Menkeu: Kelesuan Ekonomi Global Hingga Akhir 2015

 Menteri Keuangan Bambang Brodjonegoro memberikan sambutan dalam Seminar Pendalaman Sektor Keuangan di Jakarta, Senin (7/9).
Foto: Republika/Prayogi
Menteri Keuangan Bambang Brodjonegoro memberikan sambutan dalam Seminar Pendalaman Sektor Keuangan di Jakarta, Senin (7/9).

REPUBLIKA.CO.ID, JAKARTA -- Menteri Keuangan Bambang Brodjonegoro mengatakan kelesuan yang terjadi pada perekonomian global akan terus berlanjut. Ini terjadi karena masih ada ketidakpastian dan risiko yang melanda dunia hingga akhir 2015.

"Yang boleh disimpulkan adalah sampai akhir tahun 2015, memang belum kelihatan ada perbaikan signifikan," katanya dalam rapat dengan Komisi XI DPR RI di Jakarta, Selasa (15/9) malam.
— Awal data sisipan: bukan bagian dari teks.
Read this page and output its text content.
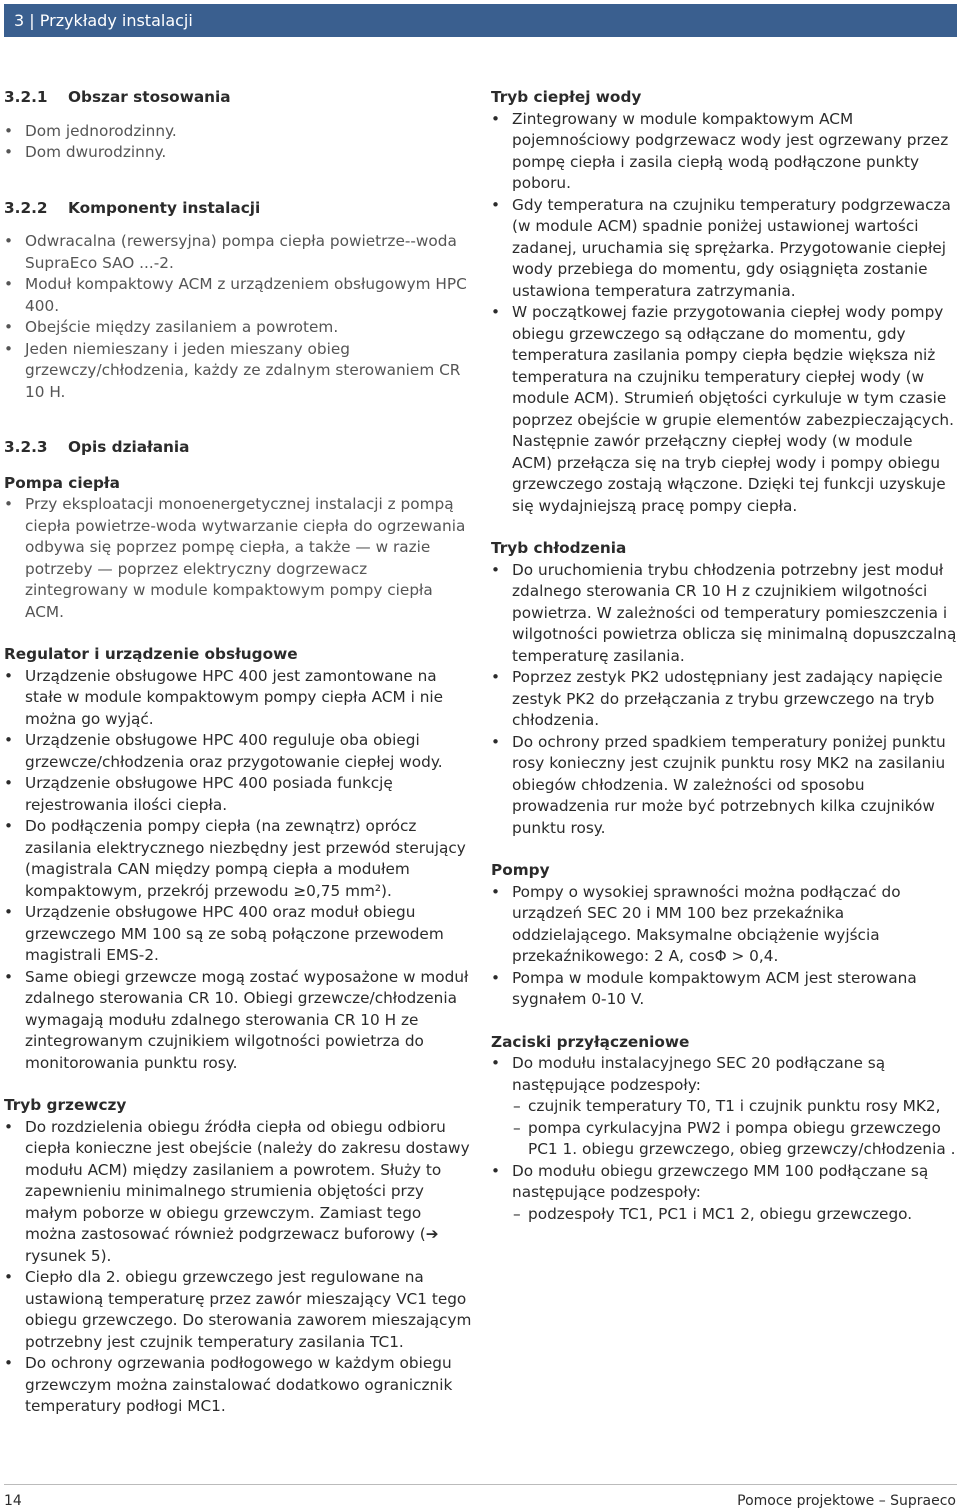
3 | Przykłady instalacji

3.2.1 Obszar stosowania

• Dom jednorodzinny.
• Dom dwurodzinny.

3.2.2 Komponenty instalacji

• Odwracalna (rewersyjna) pompa ciepła powietrze--woda SupraEco SAO ...-2.
• Moduł kompaktowy ACM z urządzeniem obsługowym HPC 400.
• Obejście między zasilaniem a powrotem.
• Jeden niemieszany i jeden mieszany obieg grzewczy/chłodzenia, każdy ze zdalnym sterowaniem CR 10 H.

3.2.3 Opis działania

Pompa ciepła

• Przy eksploatacji monoenergetycznej instalacji z pompą ciepła powietrze-woda wytwarzanie ciepła do ogrzewania odbywa się poprzez pompę ciepła, a także — w razie potrzeby — poprzez elektryczny dogrzewacz zintegrowany w module kompaktowym pompy ciepła ACM.

Regulator i urządzenie obsługowe

• Urządzenie obsługowe HPC 400 jest zamontowane na stałe w module kompaktowym pompy ciepła ACM i nie można go wyjąć.
• Urządzenie obsługowe HPC 400 reguluje oba obiegi grzewcze/chłodzenia oraz przygotowanie ciepłej wody.
• Urządzenie obsługowe HPC 400 posiada funkcję rejestrowania ilości ciepła.
• Do podłączenia pompy ciepła (na zewnątrz) oprócz zasilania elektrycznego niezbędny jest przewód sterujący (magistrala CAN między pompą ciepła a modułem kompaktowym, przekrój przewodu ≥0,75 mm²).
• Urządzenie obsługowe HPC 400 oraz moduł obiegu grzewczego MM 100 są ze sobą połączone przewodem magistrali EMS-2.
• Same obiegi grzewcze mogą zostać wyposażone w moduł zdalnego sterowania CR 10. Obiegi grzewcze/chłodzenia wymagają modułu zdalnego sterowania CR 10 H ze zintegrowanym czujnikiem wilgotności powietrza do monitorowania punktu rosy.

Tryb grzewczy

• Do rozdzielenia obiegu źródła ciepła od obiegu odbioru ciepła konieczne jest obejście (należy do zakresu dostawy modułu ACM) między zasilaniem a powrotem. Służy to zapewnieniu minimalnego strumienia objętości przy małym poborze w obiegu grzewczym. Zamiast tego można zastosować również podgrzewacz buforowy (➔ rysunek 5).
• Ciepło dla 2. obiegu grzewczego jest regulowane na ustawioną temperaturę przez zawór mieszający VC1 tego obiegu grzewczego. Do sterowania zaworem mieszającym potrzebny jest czujnik temperatury zasilania TC1.
• Do ochrony ogrzewania podłogowego w każdym obiegu grzewczym można zainstalować dodatkowo ogranicznik temperatury podłogi MC1.

Tryb ciepłej wody

• Zintegrowany w module kompaktowym ACM pojemnościowy podgrzewacz wody jest ogrzewany przez pompę ciepła i zasila ciepłą wodą podłączone punkty poboru.
• Gdy temperatura na czujniku temperatury podgrzewacza (w module ACM) spadnie poniżej ustawionej wartości zadanej, uruchamia się sprężarka. Przygotowanie ciepłej wody przebiega do momentu, gdy osiągnięta zostanie ustawiona temperatura zatrzymania.
• W początkowej fazie przygotowania ciepłej wody pompy obiegu grzewczego są odłączane do momentu, gdy temperatura zasilania pompy ciepła będzie większa niż temperatura na czujniku temperatury ciepłej wody (w module ACM). Strumień objętości cyrkuluje w tym czasie poprzez obejście w grupie elementów zabezpieczających. Następnie zawór przełączny ciepłej wody (w module ACM) przełącza się na tryb ciepłej wody i pompy obiegu grzewczego zostają włączone. Dzięki tej funkcji uzyskuje się wydajniejszą pracę pompy ciepła.

Tryb chłodzenia

• Do uruchomienia trybu chłodzenia potrzebny jest moduł zdalnego sterowania CR 10 H z czujnikiem wilgotności powietrza. W zależności od temperatury pomieszczenia i wilgotności powietrza oblicza się minimalną dopuszczalną temperaturę zasilania.
• Poprzez zestyk PK2 udostępniany jest zadający napięcie zestyk PK2 do przełączania z trybu grzewczego na tryb chłodzenia.
• Do ochrony przed spadkiem temperatury poniżej punktu rosy konieczny jest czujnik punktu rosy MK2 na zasilaniu obiegów chłodzenia. W zależności od sposobu prowadzenia rur może być potrzebnych kilka czujników punktu rosy.

Pompy

• Pompy o wysokiej sprawności można podłączać do urządzeń SEC 20 i MM 100 bez przekaźnika oddzielającego. Maksymalne obciążenie wyjścia przekaźnikowego: 2 A, cosΦ > 0,4.
• Pompa w module kompaktowym ACM jest sterowana sygnałem 0-10 V.

Zaciski przyłączeniowe

• Do modułu instalacyjnego SEC 20 podłączane są następujące podzespoły:
– czujnik temperatury T0, T1 i czujnik punktu rosy MK2,
– pompa cyrkulacyjna PW2 i pompa obiegu grzewczego PC1 1. obiegu grzewczego, obieg grzewczy/chłodzenia .
• Do modułu obiegu grzewczego MM 100 podłączane są następujące podzespoły:
– podzespoły TC1, PC1 i MC1 2, obiegu grzewczego.
14	Pomoce projektowe – Supraeco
Menkeu menjelaskan perekonomian global saat ini benar-benar mengalami kelesuan, karena negara berkembang yang selama ini menjadi penyangga perekonomian dunia ikut mengalami perlambatan, seperti yang dialami negara maju.

"Kalau pada 2011-2012 semua bilang 'emerging market' menyelamatkan dunia, sekarang malah banyak problem di 'emerging market' terutama setelah 'quantitative easing' berhenti. Brasil dan Rusia bahkan kontraksi dan tumbuh negatif ekonominya," katanya.

Menurut dia, perekonomian global saat ini berbeda dengan 20 tahun yang lalu, karena pada kondisi sekarang guncangan maupun risiko sekecil apapun bisa berpengaruh dan menyebar ke berbagai negara dalam waktu singkat. Salah satu risiko tersebut adalah terjadinya depresiasi mata uang terhadap dolar AS yang hampir dialami negara maju maupun negara berkembang akibat belum adanya kepastian dari waktu penyesuaian suku bunga The Fed (Bank Sentral AS).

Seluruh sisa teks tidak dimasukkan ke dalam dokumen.